I grinned. “Not to mention unsanitary.”

She laughed all the way to the bathroom. I could still hear laughter when the water went on.

“Four-two, Anna,” I murmured happily.

I studied my mother and her sister for a long moment. Alex had died just over a year ago, but Colette and I had never met her. My mother and her sister had had a huge falling out when they were in their early twenties, and Alex had left Boston right after their fight. She’d moved to Chicago, our mother had moved to Rockport, Massachusetts, and the twin girls born to Sophia a few years later had never known their mother’s older sister.

Aunt Alexandra had never had children of her own, and after she died it was a giant shock to all of us to learn that Colette and I were the main beneficiaries of her will.

That will was why we were in Chicago.

Alexandra Kiriakis had left her apartment to her firstborn niece, and Colette immediately moved into the badass brownstone in a part of the city neither of us could ever afford on our own. Colette had wanted me to live with her – the apartment had three bedrooms and it was huge – but Aunt Alex had left her art studio to her second-born niece, which was me. As a twin it was hard enough to find privacy, so I happily moved into the funky little downtown studio. It was much better for Colette and me that we didn’t live together, and having my own studio to go home to was one of the keys to our sisterly harmony.

About a month after I moved into the studio, I found the letter from Alex.

Dear Anna, it began. If you’re as much like me as I think you are, you’ll have found this letter pretty quickly. It had been taped behind a painting, and my only excuse was that I’d been so in awe of the painting that I hadn’t immediately looked behind it. Because really, who does? I need you to do me a favor if you can. If you can’t – or won’t – I understand, but I think you’re probably up to the challenge.

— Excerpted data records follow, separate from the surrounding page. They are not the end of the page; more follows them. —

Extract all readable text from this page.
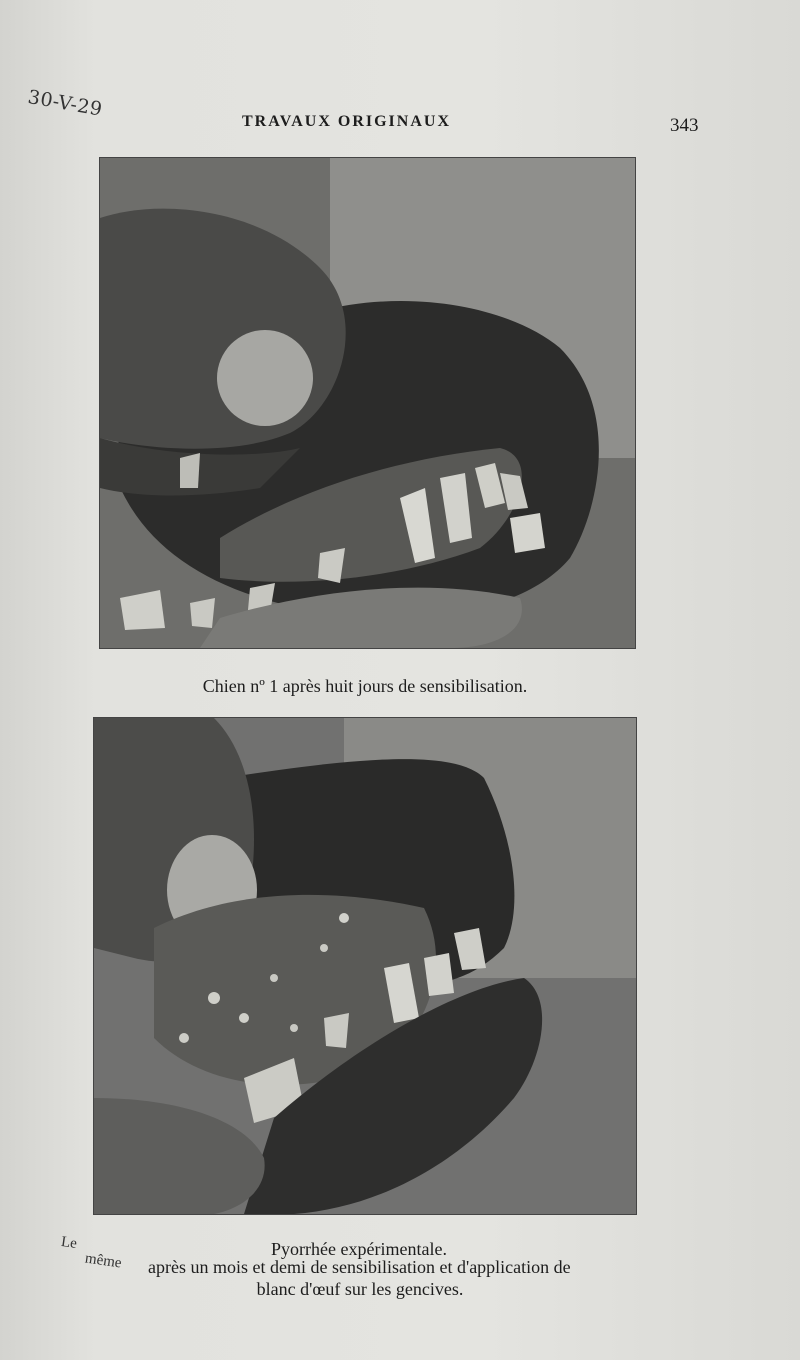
30-V-29
TRAVAUX ORIGINAUX	343
Chien nº 1 après huit jours de sensibilisation.
Pyorrhée expérimentale.
Le
même après un mois et demi de sensibilisation et d'application de
blanc d'œuf sur les gencives.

Challenge accepted. I’d never met a dare I didn’t take, or a bet I didn’t win, and somehow, my Aunt Alex had known that about me. Her letter went on to tell me about a painting that had been stolen from her, and how important it was that my mother get that painting back. It was a painting of Alex and Sophia that she called The Sisters. It was the last art piece they’d worked on together and it had been stolen years before. A man named Markham Gray had it and refused to return it, so the only thing Alex could think of was that it had to be stolen back from him.

I’ve tried to get it back from Markham for thirty years, and it’s just one more way that I’ve failed my sister. Please, if you can, take it from him and give it to Sophia. Perhaps then she’ll understand why I did what I did.

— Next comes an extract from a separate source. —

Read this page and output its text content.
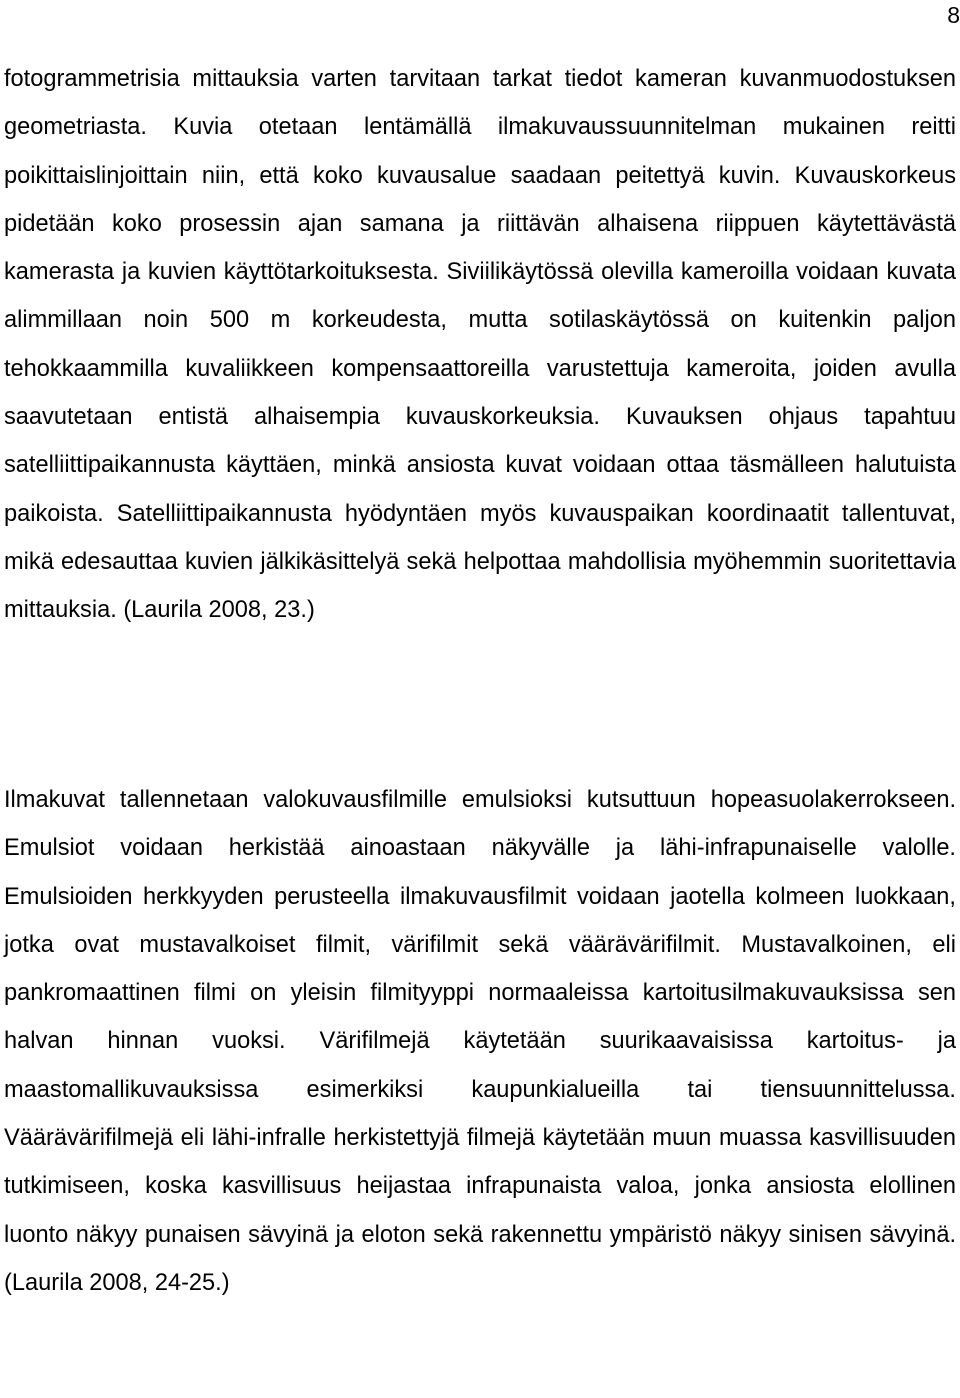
8

fotogrammetrisia mittauksia varten tarvitaan tarkat tiedot kameran kuvanmuodostuksen geometriasta. Kuvia otetaan lentämällä ilmakuvaussuunnitelman mukainen reitti poikittaislinjoittain niin, että koko kuvausalue saadaan peitettyä kuvin. Kuvauskorkeus pidetään koko prosessin ajan samana ja riittävän alhaisena riippuen käytettävästä kamerasta ja kuvien käyttötarkoituksesta. Siviilikäytössä olevilla kameroilla voidaan kuvata alimmillaan noin 500 m korkeudesta, mutta sotilaskäytössä on kuitenkin paljon tehokkaammilla kuvaliikkeen kompensaattoreilla varustettuja kameroita, joiden avulla saavutetaan entistä alhaisempia kuvauskorkeuksia. Kuvauksen ohjaus tapahtuu satelliittipaikannusta käyttäen, minkä ansiosta kuvat voidaan ottaa täsmälleen halutuista paikoista. Satelliittipaikannusta hyödyntäen myös kuvauspaikan koordinaatit tallentuvat, mikä edesauttaa kuvien jälkikäsittelyä sekä helpottaa mahdollisia myöhemmin suoritettavia mittauksia. (Laurila 2008, 23.)

Ilmakuvat tallennetaan valokuvausfilmille emulsioksi kutsuttuun hopeasuolakerrokseen. Emulsiot voidaan herkistää ainoastaan näkyvälle ja lähi-infrapunaiselle valolle. Emulsioiden herkkyyden perusteella ilmakuvausfilmit voidaan jaotella kolmeen luokkaan, jotka ovat mustavalkoiset filmit, värifilmit sekä väärävärifilmit. Mustavalkoinen, eli pankromaattinen filmi on yleisin filmityyppi normaaleissa kartoitusilmakuvauksissa sen halvan hinnan vuoksi. Värifilmejä käytetään suurikaavaisissa kartoitus- ja maastomallikuvauksissa esimerkiksi kaupunkialueilla tai tiensuunnittelussa. Väärävärifilmejä eli lähi-infralle herkistettyjä filmejä käytetään muun muassa kasvillisuuden tutkimiseen, koska kasvillisuus heijastaa infrapunaista valoa, jonka ansiosta elollinen luonto näkyy punaisen sävyinä ja eloton sekä rakennettu ympäristö näkyy sinisen sävyinä. (Laurila 2008, 24-25.)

“I’m thinking about how to frame the sisters. How much canvas did you have to cut when you took it?” Colette asked as she walked out of the bathroom. She pulled the hair tie out of her hair and shook it down in a curtain of blonde curls around her shoulders.

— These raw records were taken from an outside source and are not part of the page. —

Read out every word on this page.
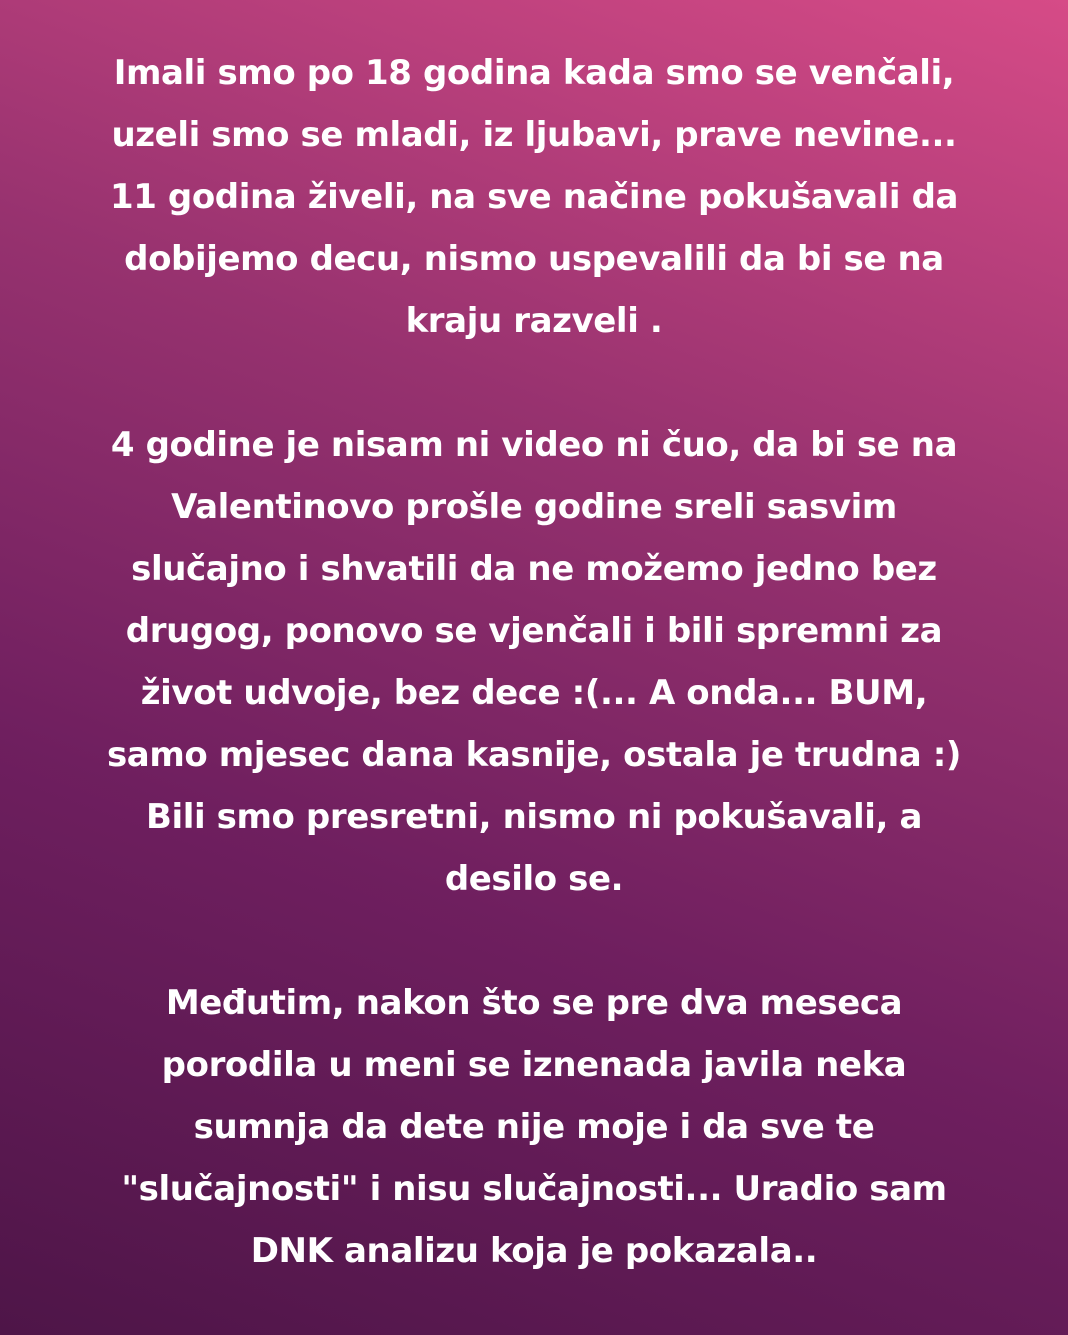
Imali smo po 18 godina kada smo se venčali,
uzeli smo se mladi, iz ljubavi, prave nevine...
11 godina živeli, na sve načine pokušavali da
dobijemo decu, nismo uspevalili da bi se na
kraju razveli .

4 godine je nisam ni video ni čuo, da bi se na
Valentinovo prošle godine sreli sasvim
slučajno i shvatili da ne možemo jedno bez
drugog, ponovo se vjenčali i bili spremni za
život udvoje, bez dece :(... A onda... BUM,
samo mjesec dana kasnije, ostala je trudna :)
Bili smo presretni, nismo ni pokušavali, a
desilo se.

Međutim, nakon što se pre dva meseca
porodila u meni se iznenada javila neka
sumnja da dete nije moje i da sve te
"slučajnosti" i nisu slučajnosti... Uradio sam
DNK analizu koja je pokazala..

“Not much. Probably half an inch all the way around.”

“I’ll have to make a custom frame before we give it to Mom,” she said as she slipped a dress over matching pink lace bra and panties.

I shook my head at her lingerie finery. “I’m lucky if I can even find a bra, much less one that matches my underwear.”

She shook her head at me with a sigh. “You’re so weird. Do you think we should go with gilded wood or plain?”

“It was in a heavy gilt frame in Gray’s panic room, and they looked like princesses locked in a tower. They should celebrate being let free with all the finery we can dress them in.”

Colette nodded absently as she studied the painting. Then she looked me in the eyes. “You did good, Sister.”

“Thanks. You too.”

I watched her choose a nail polish color to match her bra, which matched her panties, which would only be visible without the dress. I couldn’t imagine who would even notice that they matched. “I’m not good at being you, Sister. I kind of suck at it, actually,” I said.

“Well, considering that I can’t rock climb, ride a motorcycle, scuba dive, or jump out of planes, I figure we’re pretty even,” she said as she dropped the nail polish in the pocket of her dress, then tucked the heavy canvas of Alexandra and Sophia into a large portfolio and slipped it under her bed.

I thought of the boob-tastrophies in her pink dress and shuddered in horror. “Nah, you win. Ten-six, Colette.”